Quelques semaines s'écoulèrent encore sans qu'il n'arrive rien de notable – hormis que les B.U.S.E. persévéraient dans leur lente mais sûre approche sur le calendrier. Nikita parvint enfin à maitriser les techniques d'illusions à retardement et les enseigna avec enthousiasme aux jumeaux, qui les apprirent étonnamment vite pour des cancres notoires. Bientôt, ils pouvaient tous les deux enchanter des pétards, qui libéraient alors de petites salamandres vicieuses qui tentaient d'agresser toutes les personnes alentours. Percy Weasley, le préfet-en-chef, en confisqua immédiatement une grande quantité, mais maintenant que ses petits frères connaissaient les secrets de leur fabrication, le stock potentiel de pétards perturbateurs était intarissable. Les deux farceurs étaient si motivés par leur nouvelle occupation qu'ils finirent presque par surpasser leur maître, Nikita, sur son propre terrain de prédilection. Ils avaient une imagination et un humour sans limites, ce qui leur permettait d'être toujours aussi innovants et drôles dans leurs conceptions destinées à faire rire ou à agacer les autres élèves. Bientôt, des pétards de toutes sortes circulaient sur le trafic noir interne du campus scolaire, au plus grand désespoir de tous les professeurs.

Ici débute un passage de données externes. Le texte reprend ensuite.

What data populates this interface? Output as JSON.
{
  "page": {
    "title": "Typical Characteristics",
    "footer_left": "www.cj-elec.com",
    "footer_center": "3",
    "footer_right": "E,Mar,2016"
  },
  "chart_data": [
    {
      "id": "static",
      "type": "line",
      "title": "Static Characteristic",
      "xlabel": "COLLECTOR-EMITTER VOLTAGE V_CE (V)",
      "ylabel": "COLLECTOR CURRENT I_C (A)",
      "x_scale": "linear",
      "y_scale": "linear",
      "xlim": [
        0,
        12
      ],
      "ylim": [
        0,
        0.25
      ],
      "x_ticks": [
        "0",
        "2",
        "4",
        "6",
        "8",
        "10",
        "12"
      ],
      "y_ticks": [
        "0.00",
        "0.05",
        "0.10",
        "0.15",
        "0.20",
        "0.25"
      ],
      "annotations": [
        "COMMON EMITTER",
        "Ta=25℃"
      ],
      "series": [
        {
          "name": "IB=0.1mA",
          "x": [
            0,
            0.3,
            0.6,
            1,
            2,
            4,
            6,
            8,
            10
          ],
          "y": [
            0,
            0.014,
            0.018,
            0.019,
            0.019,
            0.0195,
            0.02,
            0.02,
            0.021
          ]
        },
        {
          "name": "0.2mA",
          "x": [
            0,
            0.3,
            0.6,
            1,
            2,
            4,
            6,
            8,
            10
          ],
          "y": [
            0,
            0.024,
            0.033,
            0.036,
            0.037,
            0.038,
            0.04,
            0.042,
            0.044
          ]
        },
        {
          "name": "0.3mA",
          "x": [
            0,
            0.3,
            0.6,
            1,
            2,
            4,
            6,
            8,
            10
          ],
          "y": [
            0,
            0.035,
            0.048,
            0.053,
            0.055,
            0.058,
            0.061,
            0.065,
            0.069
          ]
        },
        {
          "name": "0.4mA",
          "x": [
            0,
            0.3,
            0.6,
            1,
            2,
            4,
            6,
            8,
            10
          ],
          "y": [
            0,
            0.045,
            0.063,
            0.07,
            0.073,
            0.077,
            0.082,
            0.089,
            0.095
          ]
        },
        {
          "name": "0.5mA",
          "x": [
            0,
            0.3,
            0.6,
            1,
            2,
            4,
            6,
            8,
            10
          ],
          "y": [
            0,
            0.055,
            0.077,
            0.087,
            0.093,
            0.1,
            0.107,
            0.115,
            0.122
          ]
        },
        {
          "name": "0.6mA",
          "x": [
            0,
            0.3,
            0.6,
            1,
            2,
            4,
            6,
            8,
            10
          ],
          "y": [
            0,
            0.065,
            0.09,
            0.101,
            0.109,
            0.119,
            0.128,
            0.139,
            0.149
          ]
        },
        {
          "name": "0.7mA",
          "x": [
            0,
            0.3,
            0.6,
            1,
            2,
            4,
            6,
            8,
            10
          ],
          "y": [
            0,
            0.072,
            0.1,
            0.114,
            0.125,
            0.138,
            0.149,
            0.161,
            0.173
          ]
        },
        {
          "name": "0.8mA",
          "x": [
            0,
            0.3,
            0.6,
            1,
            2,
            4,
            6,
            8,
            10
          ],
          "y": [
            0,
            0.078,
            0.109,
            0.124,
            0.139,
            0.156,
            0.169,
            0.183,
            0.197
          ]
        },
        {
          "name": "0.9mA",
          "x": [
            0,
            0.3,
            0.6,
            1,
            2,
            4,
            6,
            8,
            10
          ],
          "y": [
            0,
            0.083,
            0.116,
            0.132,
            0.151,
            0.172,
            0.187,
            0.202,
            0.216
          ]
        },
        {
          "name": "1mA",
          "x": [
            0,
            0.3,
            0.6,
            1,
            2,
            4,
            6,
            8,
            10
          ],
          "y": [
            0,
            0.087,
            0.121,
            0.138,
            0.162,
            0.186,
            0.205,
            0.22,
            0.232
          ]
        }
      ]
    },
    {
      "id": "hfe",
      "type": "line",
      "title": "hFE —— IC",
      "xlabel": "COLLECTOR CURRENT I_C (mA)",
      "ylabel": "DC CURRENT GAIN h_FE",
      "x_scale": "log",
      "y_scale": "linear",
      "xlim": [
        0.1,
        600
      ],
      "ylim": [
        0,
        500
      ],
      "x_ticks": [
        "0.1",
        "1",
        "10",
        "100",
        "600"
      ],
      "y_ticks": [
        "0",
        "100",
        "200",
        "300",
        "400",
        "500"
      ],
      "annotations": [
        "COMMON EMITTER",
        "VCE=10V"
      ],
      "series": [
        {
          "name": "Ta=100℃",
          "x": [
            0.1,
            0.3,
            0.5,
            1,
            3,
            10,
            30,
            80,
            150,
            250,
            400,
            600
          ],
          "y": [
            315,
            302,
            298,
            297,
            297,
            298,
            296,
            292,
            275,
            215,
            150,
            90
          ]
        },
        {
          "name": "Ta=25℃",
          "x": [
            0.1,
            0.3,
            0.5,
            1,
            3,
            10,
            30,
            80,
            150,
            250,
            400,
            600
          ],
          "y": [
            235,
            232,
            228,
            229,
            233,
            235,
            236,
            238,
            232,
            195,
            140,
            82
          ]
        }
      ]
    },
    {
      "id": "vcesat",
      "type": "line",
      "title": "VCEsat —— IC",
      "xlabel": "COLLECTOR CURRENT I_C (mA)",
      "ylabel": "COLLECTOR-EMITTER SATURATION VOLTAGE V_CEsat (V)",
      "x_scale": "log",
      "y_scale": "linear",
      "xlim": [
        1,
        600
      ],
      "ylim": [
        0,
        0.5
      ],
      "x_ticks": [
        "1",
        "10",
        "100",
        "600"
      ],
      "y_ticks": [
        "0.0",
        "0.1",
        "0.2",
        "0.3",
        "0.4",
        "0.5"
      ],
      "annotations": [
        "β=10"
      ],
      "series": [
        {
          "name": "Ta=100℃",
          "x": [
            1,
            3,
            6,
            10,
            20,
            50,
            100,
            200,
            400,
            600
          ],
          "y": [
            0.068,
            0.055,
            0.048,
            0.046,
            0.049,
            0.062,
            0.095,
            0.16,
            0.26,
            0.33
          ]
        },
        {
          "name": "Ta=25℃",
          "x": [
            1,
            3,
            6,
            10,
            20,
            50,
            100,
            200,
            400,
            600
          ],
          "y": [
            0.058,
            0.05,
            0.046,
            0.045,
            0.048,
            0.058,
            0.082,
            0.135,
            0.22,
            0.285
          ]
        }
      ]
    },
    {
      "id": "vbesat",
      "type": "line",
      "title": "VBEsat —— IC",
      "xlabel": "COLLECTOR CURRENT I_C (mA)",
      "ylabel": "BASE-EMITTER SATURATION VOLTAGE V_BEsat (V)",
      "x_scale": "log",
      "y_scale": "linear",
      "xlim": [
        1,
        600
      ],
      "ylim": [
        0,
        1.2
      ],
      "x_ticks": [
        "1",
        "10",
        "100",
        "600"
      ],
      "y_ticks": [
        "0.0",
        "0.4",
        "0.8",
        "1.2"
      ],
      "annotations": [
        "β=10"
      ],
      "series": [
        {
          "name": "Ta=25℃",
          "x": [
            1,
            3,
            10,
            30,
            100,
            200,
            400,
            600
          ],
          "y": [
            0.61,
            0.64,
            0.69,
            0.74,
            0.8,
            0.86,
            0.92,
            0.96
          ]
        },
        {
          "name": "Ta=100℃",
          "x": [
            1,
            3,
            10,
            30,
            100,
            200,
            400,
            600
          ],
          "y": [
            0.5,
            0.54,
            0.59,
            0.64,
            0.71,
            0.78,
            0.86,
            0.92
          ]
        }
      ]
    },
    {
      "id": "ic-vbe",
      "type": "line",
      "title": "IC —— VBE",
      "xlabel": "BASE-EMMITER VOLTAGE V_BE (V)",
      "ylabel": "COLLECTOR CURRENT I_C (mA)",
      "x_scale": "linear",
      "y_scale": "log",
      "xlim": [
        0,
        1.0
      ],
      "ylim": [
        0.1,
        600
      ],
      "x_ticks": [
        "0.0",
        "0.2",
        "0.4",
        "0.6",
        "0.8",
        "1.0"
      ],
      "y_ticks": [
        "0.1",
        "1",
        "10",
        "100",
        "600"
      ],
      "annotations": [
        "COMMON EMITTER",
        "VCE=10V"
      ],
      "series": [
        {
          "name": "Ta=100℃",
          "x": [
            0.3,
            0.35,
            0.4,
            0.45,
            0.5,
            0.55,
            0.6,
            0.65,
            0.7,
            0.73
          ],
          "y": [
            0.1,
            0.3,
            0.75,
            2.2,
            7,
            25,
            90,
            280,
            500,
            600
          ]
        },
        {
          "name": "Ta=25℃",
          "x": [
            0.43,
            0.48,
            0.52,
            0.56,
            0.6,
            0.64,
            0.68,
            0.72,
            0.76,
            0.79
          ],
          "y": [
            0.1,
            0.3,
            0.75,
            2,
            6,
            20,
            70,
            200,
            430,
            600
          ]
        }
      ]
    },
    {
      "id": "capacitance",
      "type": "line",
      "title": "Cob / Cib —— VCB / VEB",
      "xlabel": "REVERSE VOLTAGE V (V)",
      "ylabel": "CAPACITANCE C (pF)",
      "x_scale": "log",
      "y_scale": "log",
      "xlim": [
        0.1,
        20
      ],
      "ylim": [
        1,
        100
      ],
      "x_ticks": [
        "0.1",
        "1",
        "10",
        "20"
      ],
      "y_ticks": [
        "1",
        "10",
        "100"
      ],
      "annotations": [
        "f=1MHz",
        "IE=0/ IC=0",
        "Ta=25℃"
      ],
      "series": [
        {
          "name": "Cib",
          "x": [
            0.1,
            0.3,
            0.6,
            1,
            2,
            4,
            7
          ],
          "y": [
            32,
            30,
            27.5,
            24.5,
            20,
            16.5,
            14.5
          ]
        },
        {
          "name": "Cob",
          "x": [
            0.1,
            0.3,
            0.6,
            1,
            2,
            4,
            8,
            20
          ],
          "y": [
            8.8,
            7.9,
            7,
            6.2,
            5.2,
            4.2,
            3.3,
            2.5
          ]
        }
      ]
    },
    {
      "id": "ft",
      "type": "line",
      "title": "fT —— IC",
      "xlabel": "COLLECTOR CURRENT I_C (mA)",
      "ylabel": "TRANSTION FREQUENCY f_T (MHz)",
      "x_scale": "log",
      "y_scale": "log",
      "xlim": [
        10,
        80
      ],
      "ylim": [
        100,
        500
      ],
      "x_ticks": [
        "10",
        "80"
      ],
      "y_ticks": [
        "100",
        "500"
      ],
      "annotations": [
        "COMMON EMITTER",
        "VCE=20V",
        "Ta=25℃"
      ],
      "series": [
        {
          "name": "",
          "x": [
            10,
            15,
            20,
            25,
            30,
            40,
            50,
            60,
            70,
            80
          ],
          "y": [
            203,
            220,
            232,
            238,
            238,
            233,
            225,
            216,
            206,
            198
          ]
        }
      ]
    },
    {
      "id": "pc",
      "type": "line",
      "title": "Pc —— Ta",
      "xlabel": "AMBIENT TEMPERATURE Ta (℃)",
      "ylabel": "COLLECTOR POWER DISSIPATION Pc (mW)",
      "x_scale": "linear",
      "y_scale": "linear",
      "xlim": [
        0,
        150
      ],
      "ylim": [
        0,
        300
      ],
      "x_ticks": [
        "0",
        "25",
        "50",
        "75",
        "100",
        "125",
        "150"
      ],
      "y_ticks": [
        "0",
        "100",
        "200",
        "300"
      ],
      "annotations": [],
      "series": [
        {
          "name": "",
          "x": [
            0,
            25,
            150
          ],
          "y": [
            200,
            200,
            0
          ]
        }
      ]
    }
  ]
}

En digne Serpentard et contrairement aux jumeaux, Nikita ne se fit jamais prendre, ni sermonner : en fait, il ne participait pas directement à la diffusion des pétards dans l'école, intervenant seulement dans la conception et l'innovation des réceptacles – une opération délicate et fastidieuse que les Weasley lui reléguaient avec soulagement. D'une manière générale, il semblait chercher à s'écarter de plus en plus du premier plan de la scène, passant de plus en plus de temps à la bibliothèque en compagnie de Quentin Hazelwood, son ami de Serdaigle qui se destinait à la recherche, dans le Parc avec quelques Poufsouffles qui aimaient discuter botanique, ou parfois avec Luna Lovegood – bien que peu de personnes soient au courant de leurs entrevues. Il demeurait néanmoins chaleureux et amical, toujours très enthousiaste lors des matchs de Quidditch amicaux qui s'organisaient à peu près toutes les deux semaines.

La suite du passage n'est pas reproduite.